Brevard School Board policy 'chills' Moms for Liberty speech, appellate court rules • Florida Phoenix
A federal appeals court sided with a conservative group in its clash with a Florida school board over how it was dealing with critics who were attending its board meetings.
The U.S. Circuit Court of Appeals for the Eleventh Circuit sided Tuesday with Moms for Liberty in a challenge against Brevard County School Board’s public comment policies, ruling that they contained “muddled definitions” that chilled speech.
Moms for Liberty, a group largely responsible for the politicization of school boards, argued that the chair of the Brevard County School Board inconsistently enforced public comment rules, which led to its group members self-censoring.
In a 2-1 decision, Judge Britt Grant, writing for the majority, wrote that then-board chair Misty Haggard Belford enforced an “unreasonable” policy meant to prohibit public comments that were “abusive,” “personally directed,” or “obscene.”
“The government has relatively broad power to restrict speech in limited public forums — but that power is not unlimited,” Grant wrote.
“Speech restrictions must still be reasonable, viewpoint-neutral, and clear enough to give speakers notice of what speech is permissible. The Board’s policies for public participation at Board meetings did not live up to those standards,” she continued.
The appellate court ruling reversed a district judge’s conclusion that the board’s policies and enforcement were constitutional. Moms for Liberty argued Belford’s enforcement of the policies was “confusing at best,” and that what was censored one day might not be censored the next.
“Asking if the Board’s approach to this policy was ‘haphazard’ is like asking if the sky is blue —enforcement was so inconsistent that it is impossible to discern the standard used to assess which speech was permitted at any given meeting.”
In light of the appellate court’s ruling, the U.S. District Court for the Middle District of Florida must reevaluate the case.
“Belford’s own inability to define the policy that she was tasked with enforcing speaks volumes,” Grant wrote. “The track record of this policy’s enforcement mirrors Belford’s muddled definition. Sometimes just mentioning someone’s name was enough to provoke interruption, but other times using a name was met with no resistance.”
The dispute dates to 2021 and highlighted at least 109 times a Moms for Liberty member spoke. In four of those instances, a Moms for Liberty group member was interrupted and one was removed from a meeting.

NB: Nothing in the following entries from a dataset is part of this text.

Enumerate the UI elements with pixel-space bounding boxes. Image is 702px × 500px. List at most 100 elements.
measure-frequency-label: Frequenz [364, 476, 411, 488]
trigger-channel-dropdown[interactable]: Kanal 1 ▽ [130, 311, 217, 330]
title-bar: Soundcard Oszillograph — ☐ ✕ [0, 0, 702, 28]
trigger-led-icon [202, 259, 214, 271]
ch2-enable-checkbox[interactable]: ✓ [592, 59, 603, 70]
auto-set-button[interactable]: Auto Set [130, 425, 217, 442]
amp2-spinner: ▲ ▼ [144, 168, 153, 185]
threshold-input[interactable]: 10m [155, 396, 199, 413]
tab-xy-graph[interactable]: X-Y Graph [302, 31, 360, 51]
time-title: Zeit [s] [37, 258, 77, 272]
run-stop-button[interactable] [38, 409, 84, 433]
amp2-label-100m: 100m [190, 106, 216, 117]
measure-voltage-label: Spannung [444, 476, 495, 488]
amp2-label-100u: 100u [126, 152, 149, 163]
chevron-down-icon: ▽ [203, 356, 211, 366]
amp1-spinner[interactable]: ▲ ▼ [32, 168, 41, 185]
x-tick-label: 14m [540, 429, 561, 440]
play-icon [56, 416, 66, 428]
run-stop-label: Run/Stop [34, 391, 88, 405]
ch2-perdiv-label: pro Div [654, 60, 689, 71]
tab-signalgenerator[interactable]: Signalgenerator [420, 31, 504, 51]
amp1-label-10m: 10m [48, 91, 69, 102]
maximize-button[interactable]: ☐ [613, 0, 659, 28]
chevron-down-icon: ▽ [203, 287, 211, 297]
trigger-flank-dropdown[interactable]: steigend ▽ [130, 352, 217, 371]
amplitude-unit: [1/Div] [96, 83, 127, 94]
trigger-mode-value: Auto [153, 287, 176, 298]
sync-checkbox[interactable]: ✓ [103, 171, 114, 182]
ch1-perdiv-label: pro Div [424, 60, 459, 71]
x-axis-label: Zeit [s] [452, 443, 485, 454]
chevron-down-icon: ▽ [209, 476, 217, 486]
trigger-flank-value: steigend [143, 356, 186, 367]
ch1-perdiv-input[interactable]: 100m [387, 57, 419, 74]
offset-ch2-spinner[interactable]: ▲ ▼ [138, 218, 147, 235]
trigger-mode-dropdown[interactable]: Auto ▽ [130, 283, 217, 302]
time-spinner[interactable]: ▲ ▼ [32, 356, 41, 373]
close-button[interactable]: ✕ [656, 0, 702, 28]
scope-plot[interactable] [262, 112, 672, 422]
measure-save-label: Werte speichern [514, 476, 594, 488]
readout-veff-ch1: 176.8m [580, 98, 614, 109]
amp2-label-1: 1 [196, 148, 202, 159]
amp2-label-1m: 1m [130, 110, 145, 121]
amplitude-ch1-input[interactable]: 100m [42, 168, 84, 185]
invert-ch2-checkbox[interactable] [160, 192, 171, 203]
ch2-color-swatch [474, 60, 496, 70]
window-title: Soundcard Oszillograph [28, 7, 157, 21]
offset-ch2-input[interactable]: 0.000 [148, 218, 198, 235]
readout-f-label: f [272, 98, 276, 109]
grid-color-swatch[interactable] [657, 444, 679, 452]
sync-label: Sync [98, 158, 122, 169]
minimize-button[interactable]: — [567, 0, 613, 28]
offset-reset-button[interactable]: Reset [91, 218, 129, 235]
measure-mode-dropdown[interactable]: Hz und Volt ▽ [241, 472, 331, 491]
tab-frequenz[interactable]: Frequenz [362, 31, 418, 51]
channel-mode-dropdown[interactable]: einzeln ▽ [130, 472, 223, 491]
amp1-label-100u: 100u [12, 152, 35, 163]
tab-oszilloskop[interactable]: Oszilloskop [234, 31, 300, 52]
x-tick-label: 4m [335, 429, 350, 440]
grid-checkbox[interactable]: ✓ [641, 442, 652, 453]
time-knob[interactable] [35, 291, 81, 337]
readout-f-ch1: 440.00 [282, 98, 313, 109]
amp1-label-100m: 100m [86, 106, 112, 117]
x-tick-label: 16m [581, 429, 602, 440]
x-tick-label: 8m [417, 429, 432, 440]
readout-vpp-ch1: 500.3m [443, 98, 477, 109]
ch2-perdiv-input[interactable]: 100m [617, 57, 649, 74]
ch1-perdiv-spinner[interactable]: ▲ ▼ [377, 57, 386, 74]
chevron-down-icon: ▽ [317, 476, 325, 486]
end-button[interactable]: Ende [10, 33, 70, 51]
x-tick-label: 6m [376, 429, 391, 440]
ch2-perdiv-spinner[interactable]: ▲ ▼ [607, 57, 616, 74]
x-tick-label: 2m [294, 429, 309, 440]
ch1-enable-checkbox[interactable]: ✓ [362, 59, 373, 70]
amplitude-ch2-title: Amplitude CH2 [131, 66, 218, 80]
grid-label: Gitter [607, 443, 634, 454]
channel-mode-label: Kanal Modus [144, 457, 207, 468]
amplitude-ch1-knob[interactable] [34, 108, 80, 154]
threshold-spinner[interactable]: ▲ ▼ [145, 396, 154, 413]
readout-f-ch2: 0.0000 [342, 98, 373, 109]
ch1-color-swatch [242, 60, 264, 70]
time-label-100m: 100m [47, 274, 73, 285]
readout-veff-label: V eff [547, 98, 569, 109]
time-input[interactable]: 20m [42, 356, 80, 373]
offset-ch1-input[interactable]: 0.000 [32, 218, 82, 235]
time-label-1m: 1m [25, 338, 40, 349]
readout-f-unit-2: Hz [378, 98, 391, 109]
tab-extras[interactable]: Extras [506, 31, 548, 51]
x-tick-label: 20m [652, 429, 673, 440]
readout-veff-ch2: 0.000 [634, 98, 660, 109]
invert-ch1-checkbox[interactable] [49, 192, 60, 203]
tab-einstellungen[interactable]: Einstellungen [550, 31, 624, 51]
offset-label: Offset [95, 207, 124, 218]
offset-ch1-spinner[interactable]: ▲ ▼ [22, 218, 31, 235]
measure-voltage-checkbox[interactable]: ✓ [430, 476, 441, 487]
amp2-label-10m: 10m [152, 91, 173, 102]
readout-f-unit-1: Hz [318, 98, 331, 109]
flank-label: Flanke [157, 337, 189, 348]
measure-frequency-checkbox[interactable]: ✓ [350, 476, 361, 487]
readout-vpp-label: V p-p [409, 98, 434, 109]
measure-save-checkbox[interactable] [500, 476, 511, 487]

The plaintiffs argued they self-censored their speech because of the policies and that the board chair warned attendees that “disruptions” could result in criminal sanctions including 60 days in jail and a $500 fine, according to court documents.
“The plaintiffs also claim that they have witnessed the Board interrupt and berate speakers — including other Moms for Liberty members — for violating the policies,” Grant wrote.
“Any threat of interruption or removal from meetings on account of these policies, the Board argues, is too minimal to really have had a chilling effect. And, the Board says, Moms for Liberty has failed to show any past injuries from the Board’s enforcement actions. We disagree.”
Grant wrote that a policy is unreasonable if it does not include definitions, offers no official guidance, and “vests too much discretion in those charged with its application.”
“We have no trouble concluding that the operation of the Board’s policies governing participation in the public comment portions of their meetings objectively chills expression,” Grant wrote.
Grant wrote that the policy enabled Belford to “shut down speakers whenever she saw their messages as offensive,” although the court did not see evidence of viewpoint-based discrimination.
“The only question is whether the policy was reasonable. It was not,” Grant wrote.
Speakers mentioned in the court opinion were criticizing mask mandates, calling them a “simple ploy to silence our opposition to this evil LGBTQ agenda,” and people criticizing gender in school bathrooms.
“No one likes to be called evil, but it is not ‘abusive’ to use that term.” the court wrote.
“To be sure, sometimes meetings can get tense — no one enjoys being called out negatively, and some may even dislike public praise. But that is the price of admission under the First Amendment.”
Tiffany Justice, co-founder of Moms for Liberty, said the case ensures accountability of the government.
“The brave members in this case made this 11th Circuit victory possible! They ensured that parents have the right to hold their school boards and government accountable,” Justice said in an email to the Phoenix. “This win underscores that when we refuse to be silenced, we not only reclaim our voices, but also reinforce the bedrock American right of free speech. We must all stand firm against any encroachment on our fundamental rights, especially on matters concerning our children’s education.”
The Institute for Free Speech represented Moms for Liberty in the case. Its message after the ruling, “Public school boards can’t muzzle moms.”
“This ruling reaffirms that the First Amendment protects the right of parents and community members to criticize school officials and express their views on controversial topics at school board meetings,” said Alan Gura, a litigator for the Institute for Free Speech, in a news release. “Parents have a right to address their elected officials and express opinions about their children’s education without fear of censorship.”
School board members named in the suit Matt Susin and Katye Campbell did not immediately respond to requests for comment, nor did current chair Megan Wright, who is endorsed by Moms for Liberty.